Il est nécessaire d’éradiquer le VIH, notamment lorsqu’il se transmet de la mère à l’enfant, afin de permettre à ce dernier de vivre dans de bonnes conditions.

Droit à l’éducation

L’enseignement au Myanmar est gratuit et obligatoire seulement jusqu’à l’âge de 10 ans, ce qui est bien inférieur à la moyenne internationale. Malgré cette limite, on estime que 20 % des enfants myanmarais ne sont pas scolarisés.

En effet, le gouvernement allouant très peu de fonds à l’éducation, les parents ne sont pas toujours en mesure de financer les études de leurs enfants.

Violences envers les enfants

Les enfants myanmarais sont régulièrement victimes de violences : physiques, sexuelles, psychologiques, etc.

Bien souvent, ces violences ont lieu dans le cadre du conflit armé qui sévit au Myanmar. Cette situation déplorable limite l’apport d’une aide psychologique ainsi que la mise en place de structures dédiées aux enfants.

Travail des enfants

Les enfants issus de familles pauvres sont les premières victimes de cette problématique. En effet, bon nombre d’entre eux sont obligés de travailler afin de subvenir aux besoins de leur famille.
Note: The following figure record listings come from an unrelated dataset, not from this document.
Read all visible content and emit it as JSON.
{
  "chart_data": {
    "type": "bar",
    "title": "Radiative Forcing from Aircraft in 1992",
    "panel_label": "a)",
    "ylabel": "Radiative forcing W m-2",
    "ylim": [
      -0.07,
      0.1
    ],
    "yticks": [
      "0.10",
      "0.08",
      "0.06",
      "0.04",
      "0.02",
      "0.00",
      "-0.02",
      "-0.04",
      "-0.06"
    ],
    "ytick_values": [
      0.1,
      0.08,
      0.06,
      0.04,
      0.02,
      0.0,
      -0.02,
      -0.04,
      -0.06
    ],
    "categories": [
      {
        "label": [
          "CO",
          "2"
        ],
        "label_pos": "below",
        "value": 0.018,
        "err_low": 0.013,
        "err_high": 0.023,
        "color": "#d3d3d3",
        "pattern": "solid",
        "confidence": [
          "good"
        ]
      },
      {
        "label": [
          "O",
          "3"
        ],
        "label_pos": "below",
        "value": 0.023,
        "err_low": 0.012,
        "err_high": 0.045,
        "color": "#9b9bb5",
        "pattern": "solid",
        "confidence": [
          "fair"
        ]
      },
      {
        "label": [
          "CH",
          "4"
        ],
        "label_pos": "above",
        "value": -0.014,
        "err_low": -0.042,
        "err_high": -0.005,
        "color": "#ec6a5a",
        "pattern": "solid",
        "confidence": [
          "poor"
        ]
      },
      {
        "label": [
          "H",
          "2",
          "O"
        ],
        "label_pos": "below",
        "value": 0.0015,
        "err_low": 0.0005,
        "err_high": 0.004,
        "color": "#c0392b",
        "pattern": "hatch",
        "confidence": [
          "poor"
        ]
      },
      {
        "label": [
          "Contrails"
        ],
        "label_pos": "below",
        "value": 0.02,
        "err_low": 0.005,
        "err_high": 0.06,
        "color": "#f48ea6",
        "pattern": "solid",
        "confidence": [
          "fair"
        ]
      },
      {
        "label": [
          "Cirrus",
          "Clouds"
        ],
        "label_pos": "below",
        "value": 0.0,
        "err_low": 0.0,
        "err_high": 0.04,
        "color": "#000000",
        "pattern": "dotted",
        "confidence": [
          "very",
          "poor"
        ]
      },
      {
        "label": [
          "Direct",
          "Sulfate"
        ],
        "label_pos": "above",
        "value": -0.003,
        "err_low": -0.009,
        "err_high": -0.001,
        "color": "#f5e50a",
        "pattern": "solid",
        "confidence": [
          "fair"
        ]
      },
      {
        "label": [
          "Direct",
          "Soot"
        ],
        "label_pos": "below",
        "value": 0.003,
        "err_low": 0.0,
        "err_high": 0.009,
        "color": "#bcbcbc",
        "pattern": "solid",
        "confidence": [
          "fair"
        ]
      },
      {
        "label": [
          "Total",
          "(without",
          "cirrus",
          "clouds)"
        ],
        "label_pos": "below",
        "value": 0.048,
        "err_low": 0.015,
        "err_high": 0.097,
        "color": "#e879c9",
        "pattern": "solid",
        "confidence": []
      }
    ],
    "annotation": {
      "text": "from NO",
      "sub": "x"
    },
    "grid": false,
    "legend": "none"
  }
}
Bien souvent, ils sont contraints de travailler dans les mines, les chantiers de construction ou encore en tant que travailleurs domestiques. Ces formes de travail sont dangereuses pour leur santé et nuisent à leur développement psychologique et physique.

Enfants déplacés

Au Myanmar, les difficultés économiques ainsi que les nombreuses violations des droits humains dues au conflit, ont amené plus de 500 000 personnes à fuir leur foyer. La situation est alarmante : plus d’un tiers de ces déplacés sont des enfants.

Témoins d’atrocités et parfois eux-mêmes victimes de violence, ces enfants vivent quotidiennement un stress intense. Privés d’abri, d’accès à l’éducation et aux services sociaux élémentaires, il y a donc beaucoup à faire pour les protéger.

Les enfants soldats

L’âge minimum d’enrôlement des enfants au sein de l’armée est de 18 ans, néanmoins, beaucoup d’entre eux sont kidnappés dès 14 ans pour lutter contre les ethnies rebelles.

Ces enfants vivent un véritable enfer au quotidien dans les camps d’entraînement : violence, insalubrité, manque de nourriture, etc. Ces conditions difficiles  conduisent certains d’entre eux à déserter les camps au péril de leur vie.

Droit à l’identité

65 % des naissances ne sont pas officiellement déclarées au Myanmar. Cette problématique touche plus particulièrement les zones rurales, dans lesquelles seules les sages-femmes enregistrent de façon informelle les naissances.

Dès lors, très peu d’enfants sont déclarés aux autorités, ce qui entraîne de graves conséquences sur la jouissance de leurs droits, ceci d’autant plus qu’ils sont considérés comme invisibles aux yeux de la société.